“New York Fashion Week is celebrating gender nonconformity– because it’s 2017, and anyone should be able to wear anything,” says Strut, Mic’s fashion publication. Because gender nonconformity in 2017 generally refers to the political lobby of men who think they are women, the uber-selective New York Fashion Week will feature men strutting down a runway in female lingerie.
Anyone, they say. Anyone! To the reader assuming ‘anyone’ includes female models with eccentric features, a body mass index above 17 or height below five-foot-eight (five-foot-seven if you’re lucky), guess again.
Because of the fashion industry’s competitive nature, NYFW is notorious for nixing models of any shape or size not fit to their physical standards. And the lengths that female models often go to meet those standards are terrifying. A 16-year-old model was recently seen eating cotton balls in order to survive without gaining weight at NYFW. Other models were seen taking drugstore staples, which expand in your stomach to make you think you’re full. Even water consumption is treated as a threat to weight gain.
These practices are not uncommon at all in the fashion industry. After all, “you’re nothing but a pretty hanger,” says former NYFW model Sannie Pedersen. Just one extra millimeter of fat, a facial scar or an imperfect nose can get you nixed at castings. You have to be tall; but girl, that doesn’t mean you can get out of fitting your tall feet into those tiny size 5 heels.
But for the male-posing-as-female model, these rules don’t seem to apply.
The “ungendered” fashion models at NYFW will get to keep their excess body hair, custom-fit shoes, and loose corsets that don’t crush their broad torsos as the more narrow female corset would. They get to strut the female catwalk at a fashion event where women from all over the world the world practically kill themselves for; yet, they don’t have to meet half the female standards for modeling.

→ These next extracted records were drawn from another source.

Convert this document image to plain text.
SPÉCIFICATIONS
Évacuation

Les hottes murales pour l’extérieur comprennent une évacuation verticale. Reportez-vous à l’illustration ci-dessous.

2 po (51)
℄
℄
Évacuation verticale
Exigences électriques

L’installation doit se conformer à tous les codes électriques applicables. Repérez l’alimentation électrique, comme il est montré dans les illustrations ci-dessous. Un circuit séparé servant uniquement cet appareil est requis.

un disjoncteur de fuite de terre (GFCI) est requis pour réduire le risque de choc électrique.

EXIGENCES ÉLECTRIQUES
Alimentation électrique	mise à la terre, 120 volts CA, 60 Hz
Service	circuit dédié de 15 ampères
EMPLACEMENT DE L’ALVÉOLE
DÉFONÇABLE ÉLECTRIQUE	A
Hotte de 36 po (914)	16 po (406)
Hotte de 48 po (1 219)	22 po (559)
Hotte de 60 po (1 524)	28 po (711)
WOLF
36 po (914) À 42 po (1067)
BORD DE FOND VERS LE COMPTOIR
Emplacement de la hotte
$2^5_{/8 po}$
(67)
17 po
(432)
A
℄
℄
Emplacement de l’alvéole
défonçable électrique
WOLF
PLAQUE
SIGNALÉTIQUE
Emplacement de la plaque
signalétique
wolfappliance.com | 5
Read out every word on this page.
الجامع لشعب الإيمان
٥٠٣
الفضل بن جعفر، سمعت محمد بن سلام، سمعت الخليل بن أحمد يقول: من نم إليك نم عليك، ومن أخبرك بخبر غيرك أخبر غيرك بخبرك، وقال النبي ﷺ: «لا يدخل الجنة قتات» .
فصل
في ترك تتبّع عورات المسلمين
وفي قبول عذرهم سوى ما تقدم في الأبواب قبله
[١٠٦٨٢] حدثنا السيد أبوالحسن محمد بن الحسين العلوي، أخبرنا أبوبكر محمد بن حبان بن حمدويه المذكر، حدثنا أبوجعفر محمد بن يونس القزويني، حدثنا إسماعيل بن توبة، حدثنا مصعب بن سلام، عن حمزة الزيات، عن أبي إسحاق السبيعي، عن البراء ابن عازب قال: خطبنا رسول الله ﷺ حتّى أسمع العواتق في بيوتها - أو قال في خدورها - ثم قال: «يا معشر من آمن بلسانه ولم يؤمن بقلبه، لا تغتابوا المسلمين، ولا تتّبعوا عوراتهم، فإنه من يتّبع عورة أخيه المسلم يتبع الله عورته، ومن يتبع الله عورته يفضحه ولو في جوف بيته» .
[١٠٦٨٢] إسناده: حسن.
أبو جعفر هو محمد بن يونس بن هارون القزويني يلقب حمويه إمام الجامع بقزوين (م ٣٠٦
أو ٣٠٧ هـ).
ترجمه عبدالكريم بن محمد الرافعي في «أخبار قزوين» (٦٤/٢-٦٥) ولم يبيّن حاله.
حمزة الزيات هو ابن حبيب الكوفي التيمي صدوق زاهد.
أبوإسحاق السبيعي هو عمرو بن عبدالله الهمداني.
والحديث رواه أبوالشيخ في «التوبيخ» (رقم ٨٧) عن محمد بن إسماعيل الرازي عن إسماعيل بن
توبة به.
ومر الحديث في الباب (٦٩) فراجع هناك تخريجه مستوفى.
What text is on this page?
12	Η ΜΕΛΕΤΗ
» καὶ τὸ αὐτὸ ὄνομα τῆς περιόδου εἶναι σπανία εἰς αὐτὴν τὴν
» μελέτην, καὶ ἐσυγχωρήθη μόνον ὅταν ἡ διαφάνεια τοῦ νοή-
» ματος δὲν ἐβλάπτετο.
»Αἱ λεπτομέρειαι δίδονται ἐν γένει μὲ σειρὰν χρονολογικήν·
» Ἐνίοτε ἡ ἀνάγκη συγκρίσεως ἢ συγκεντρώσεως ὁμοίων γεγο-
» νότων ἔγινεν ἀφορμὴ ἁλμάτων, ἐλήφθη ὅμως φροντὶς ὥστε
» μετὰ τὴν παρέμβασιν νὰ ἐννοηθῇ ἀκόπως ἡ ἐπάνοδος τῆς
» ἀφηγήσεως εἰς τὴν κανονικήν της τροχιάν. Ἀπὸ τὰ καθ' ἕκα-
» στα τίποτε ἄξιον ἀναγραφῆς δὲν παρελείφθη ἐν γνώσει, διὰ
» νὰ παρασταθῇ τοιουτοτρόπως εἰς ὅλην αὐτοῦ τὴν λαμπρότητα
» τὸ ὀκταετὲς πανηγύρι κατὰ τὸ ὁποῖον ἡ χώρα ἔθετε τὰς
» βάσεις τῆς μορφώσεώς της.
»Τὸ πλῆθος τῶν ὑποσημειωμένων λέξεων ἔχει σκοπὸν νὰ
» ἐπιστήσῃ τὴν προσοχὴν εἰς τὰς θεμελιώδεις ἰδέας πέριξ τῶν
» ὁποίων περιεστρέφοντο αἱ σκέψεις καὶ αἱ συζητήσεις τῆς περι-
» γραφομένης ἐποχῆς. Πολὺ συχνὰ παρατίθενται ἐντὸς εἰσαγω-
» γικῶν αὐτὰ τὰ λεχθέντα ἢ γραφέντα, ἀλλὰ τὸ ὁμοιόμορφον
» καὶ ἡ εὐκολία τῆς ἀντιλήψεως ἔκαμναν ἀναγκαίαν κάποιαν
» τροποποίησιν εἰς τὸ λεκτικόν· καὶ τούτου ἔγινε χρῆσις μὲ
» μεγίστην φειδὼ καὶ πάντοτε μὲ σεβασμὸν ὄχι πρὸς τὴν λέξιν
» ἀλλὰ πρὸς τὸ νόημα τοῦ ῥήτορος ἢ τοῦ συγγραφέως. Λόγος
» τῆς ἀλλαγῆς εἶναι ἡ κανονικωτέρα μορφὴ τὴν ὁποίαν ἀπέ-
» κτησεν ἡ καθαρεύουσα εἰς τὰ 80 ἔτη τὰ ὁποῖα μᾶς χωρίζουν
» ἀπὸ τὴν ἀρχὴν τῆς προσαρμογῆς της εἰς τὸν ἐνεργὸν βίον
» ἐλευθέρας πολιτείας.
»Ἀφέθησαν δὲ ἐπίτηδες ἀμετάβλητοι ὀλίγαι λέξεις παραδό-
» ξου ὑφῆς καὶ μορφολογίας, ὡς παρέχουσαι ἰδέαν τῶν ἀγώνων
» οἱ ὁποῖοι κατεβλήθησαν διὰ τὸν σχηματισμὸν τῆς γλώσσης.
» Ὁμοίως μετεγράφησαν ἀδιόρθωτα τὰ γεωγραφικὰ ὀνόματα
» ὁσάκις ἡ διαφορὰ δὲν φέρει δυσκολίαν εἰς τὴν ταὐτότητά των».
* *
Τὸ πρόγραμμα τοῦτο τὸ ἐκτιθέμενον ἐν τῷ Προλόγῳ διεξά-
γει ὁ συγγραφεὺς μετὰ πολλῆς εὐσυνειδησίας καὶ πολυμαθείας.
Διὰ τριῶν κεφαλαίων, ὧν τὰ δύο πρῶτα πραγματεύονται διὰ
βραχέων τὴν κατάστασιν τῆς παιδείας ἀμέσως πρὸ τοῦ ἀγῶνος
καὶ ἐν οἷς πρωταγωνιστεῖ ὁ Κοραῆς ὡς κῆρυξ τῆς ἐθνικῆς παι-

“Essentially, the idea is that a lot of the traditional notions that we associate with a particular gender – male or female – are now being offered for the opposite gender,” NPR fashion critic Robin Givhan says. “So for men, that often means that the clothes have a frillier feel to them. You know, there’s more color, perhaps, there’s florals, things that are normally associated with womenswear.”
See some of the designers this year’s ‘ungendered’ models will be wearing on the runway:
If a female model looked at all like any of the men in the slideshow above, she wouldn’t even be given the time of day. But so begins the leftist takedown of any industry. It starts when members of a political interest group, in this case the trans lobby, are given special treatment over qualified members, skewing the talent curve and increasing internal rivalry.
But hey, at least NYFW can flip the bird at claims they are too selective, right?